The Supreme Court in Savitri Pandey v. Prem Chandra Pandey, (2002) 2 SCC 73 had held that: “In a vast country like ours, the powers under the Act are generally exercisable by the District Court and the first appeal has to be filed in the High Court. The distance, the geographical conditions, the financial position of the parties and the time period of 30 days prescribed for filing the appeal are insufficient and inadequate. In the absence of an appeal, the other party can solemnise the marriage and attempt to frustrate the appeal right of the other side. A minimum period of 90 days may be prescribed for filing the appeal against any judgment and decree under the Act and any marriage solemnised during the aforesaid period be deemed to be void.”
Even if both the Acts are considered on certain subjects and situations to be special and general, then also, as a matter of sound interpretation and keeping in view the purpose for providing a larger period of limitation, it must be construed that the appeals arising out of the judgment and orders passed by the Family Court shall be governed by a larger period of limitation prescribed under Section 28(4) of the Act of 1955. Since an appeal had been filed within 90 days which was the prescribed period of limitation under Section 28(4) of the Act of 1955, the same is held to be within limitation. [Kuldeep Yadav v. Anita Yadav, 2019 SCC OnLine Raj 4016, decided on 06-11-2019].
Querist :
Anonymous
(Querist) 27 May 2021
Thank you very much for your worth considering, learned reply, Adv Kalaiselvan.
In the Savitry Pandey case you referred to what the Supreme Court states in the last paragraph of the judgement is:
“We are of the opinion that a minimum period of 90 days may be prescribed for filing the appeal against any judgment and decree under the Act and any marriage solemnised during the aforesaid period be deemed to be void. Appropriate legislation is required to be made in this regard. We direct the Registry that the copy of this judgment may be forwarded to the Ministry of Law & Justice for such action as it may deem fit to take in this behalf”.
So the apex court is only suggesting the government to harmonise the law to make 90 days as appeal time and has not come out with any interpretation. The direction has not been considered by the government and therefore we cannot say that the conflict has been resolved.
The conflict would have been resolved if the apex court had interpreted it as some other high courts have done. But even the high courts have done such interpretation mainly during the stage of admission / condonation of delay.

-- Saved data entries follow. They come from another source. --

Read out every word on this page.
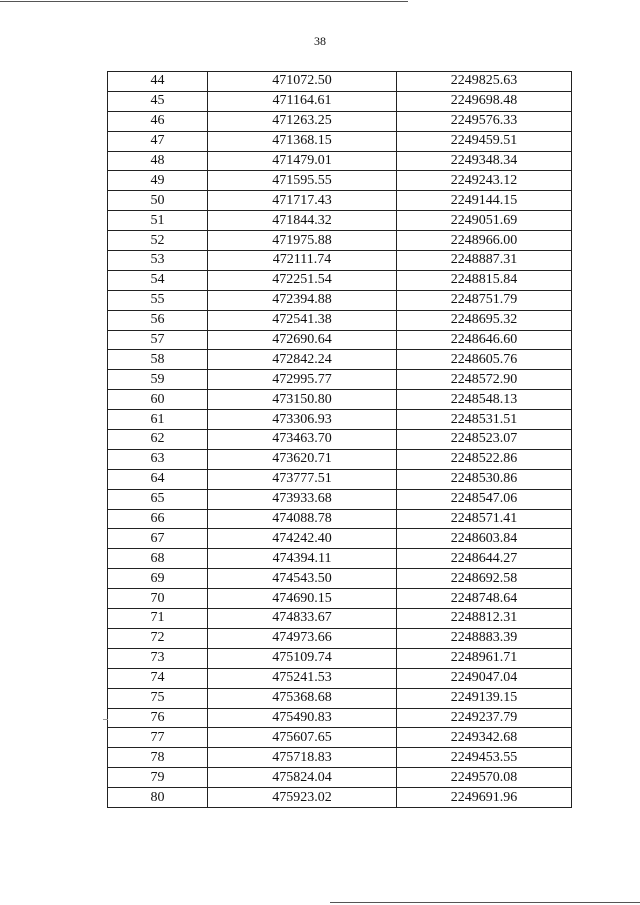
38
44	471072.50	2249825.63
45	471164.61	2249698.48
46	471263.25	2249576.33
47	471368.15	2249459.51
48	471479.01	2249348.34
49	471595.55	2249243.12
50	471717.43	2249144.15
51	471844.32	2249051.69
52	471975.88	2248966.00
53	472111.74	2248887.31
54	472251.54	2248815.84
55	472394.88	2248751.79
56	472541.38	2248695.32
57	472690.64	2248646.60
58	472842.24	2248605.76
59	472995.77	2248572.90
60	473150.80	2248548.13
61	473306.93	2248531.51
62	473463.70	2248523.07
63	473620.71	2248522.86
64	473777.51	2248530.86
65	473933.68	2248547.06
66	474088.78	2248571.41
67	474242.40	2248603.84
68	474394.11	2248644.27
69	474543.50	2248692.58
70	474690.15	2248748.64
71	474833.67	2248812.31
72	474973.66	2248883.39
73	475109.74	2248961.71
74	475241.53	2249047.04
75	475368.68	2249139.15
76	475490.83	2249237.79
77	475607.65	2249342.68
78	475718.83	2249453.55
79	475824.04	2249570.08
80	475923.02	2249691.96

In this context, can we definitely say that the section 28 has an upper hand when the Section 19 has a “notwithstanding” clause as well?
T. Kalaiselvan, Advocate
(Expert) 28 May 2021
You are right that the supreme court has suggested the government through that judgment, however you may prefer an appeal invoking the provisions of section 28 which will be accepted by the appellate court.
Querist :
Anonymous
(Querist) 28 May 2021
Thank you very much.
It is true that when two contrary choices are available the party to the case has every right to opt the one that is advantageous to him. And the court would naturally oblige.
T. Kalaiselvan, Advocate
(Expert) 28 May 2021
You are absolutely right in your understanding.

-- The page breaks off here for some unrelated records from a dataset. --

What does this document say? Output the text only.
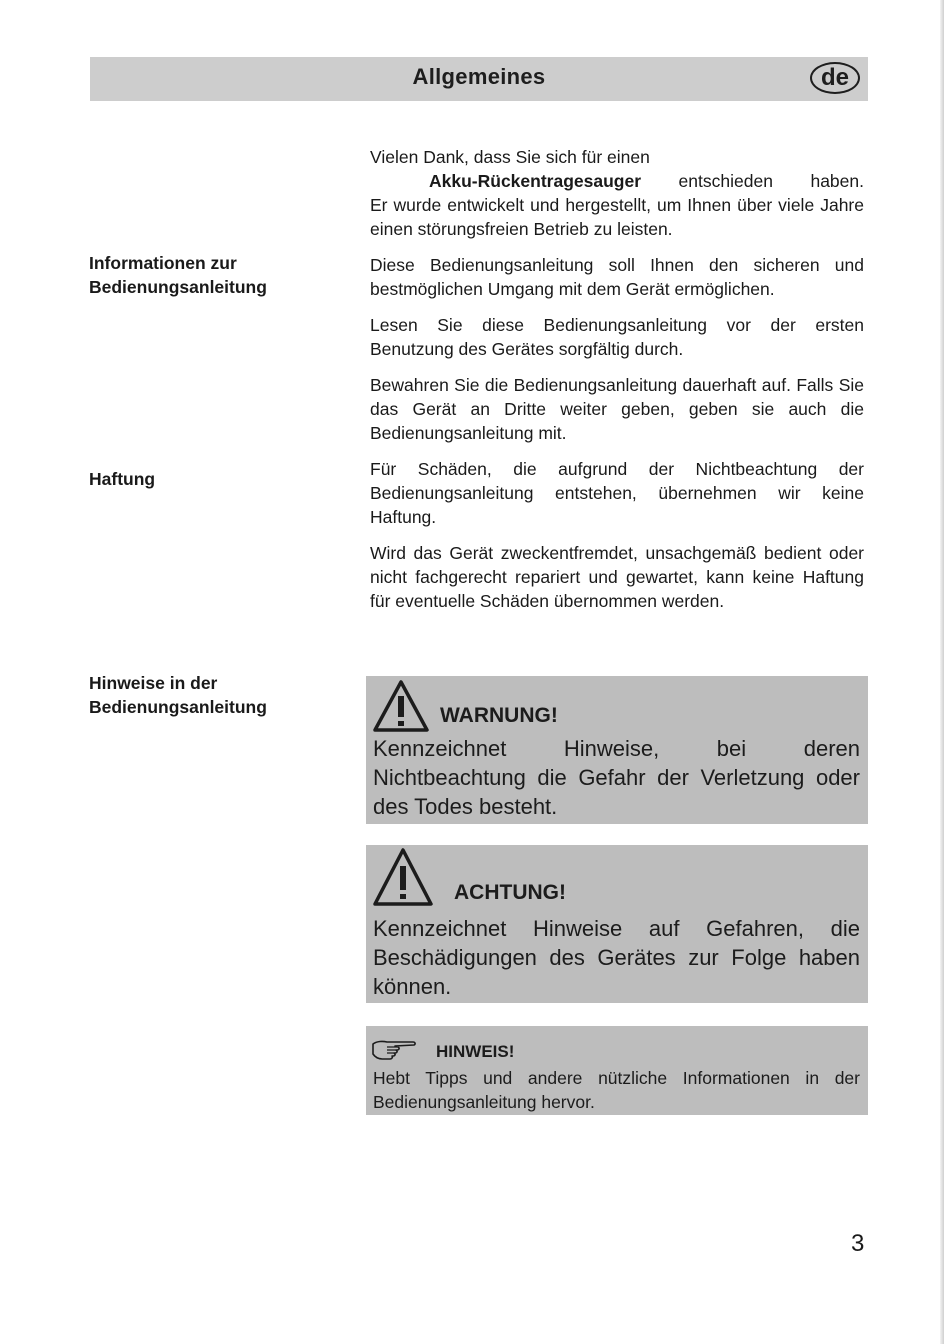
Allgemeines	de
Vielen Dank, dass Sie sich für einen
Akku-Rückentragesauger entschieden haben.
Er wurde entwickelt und hergestellt, um Ihnen über viele Jahre einen störungsfreien Betrieb zu leisten.
Informationen zur Bedienungsanleitung
Diese Bedienungsanleitung soll Ihnen den sicheren und bestmöglichen Umgang mit dem Gerät ermöglichen.
Lesen Sie diese Bedienungsanleitung vor der ersten Benutzung des Gerätes sorgfältig durch.
Bewahren Sie die Bedienungsanleitung dauerhaft auf. Falls Sie das Gerät an Dritte weiter geben, geben sie auch die Bedienungsanleitung mit.
Haftung	Für Schäden, die aufgrund der Nichtbeachtung der Bedienungsanleitung entstehen, übernehmen wir keine Haftung.
Wird das Gerät zweckentfremdet, unsachgemäß bedient oder nicht fachgerecht repariert und gewartet, kann keine Haftung für eventuelle Schäden übernommen werden.
Hinweise in der Bedienungsanleitung	WARNUNG!
Kennzeichnet Hinweise, bei deren Nichtbeachtung die Gefahr der Verletzung oder des Todes besteht.
ACHTUNG!
Kennzeichnet Hinweise auf Gefahren, die Beschädigungen des Gerätes zur Folge haben können.
HINWEIS!
Hebt Tipps und andere nützliche Informationen in der Bedienungsanleitung hervor.
3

You may go ahead with the best option before you.
Dr J C Vashista
(Expert) 29 May 2021
Very well analysed and advised by expert Mr. T. Kalaiselvan, I fully agree and appreciate.
As rightly observed and pointed out by author Supreme Court has suggested to raise limitation from 30 to 90 days for filing an appeal before High Court under section 19 of the Family Courts Act, 1984 in consonance with Section 28(4) of Hindu Marriage Act, 1955, which is yet to be legislated.
Accordingly appeal under Section 19 of the Family Courts Act, 1984 is 30 days, which is yet to be amended by an enactment of parliament.
P. Venu
(Expert) 29 May 2021
In my understanding, appropriate legislation suggested by the Supreme Court has been in the context of declaring the (second) marriage during the period of limitation (of 90 days) to be void,
ashok kumar singh
(Expert) 30 May 2021
agreed with views of earlier experts, therefore no further comments, so far.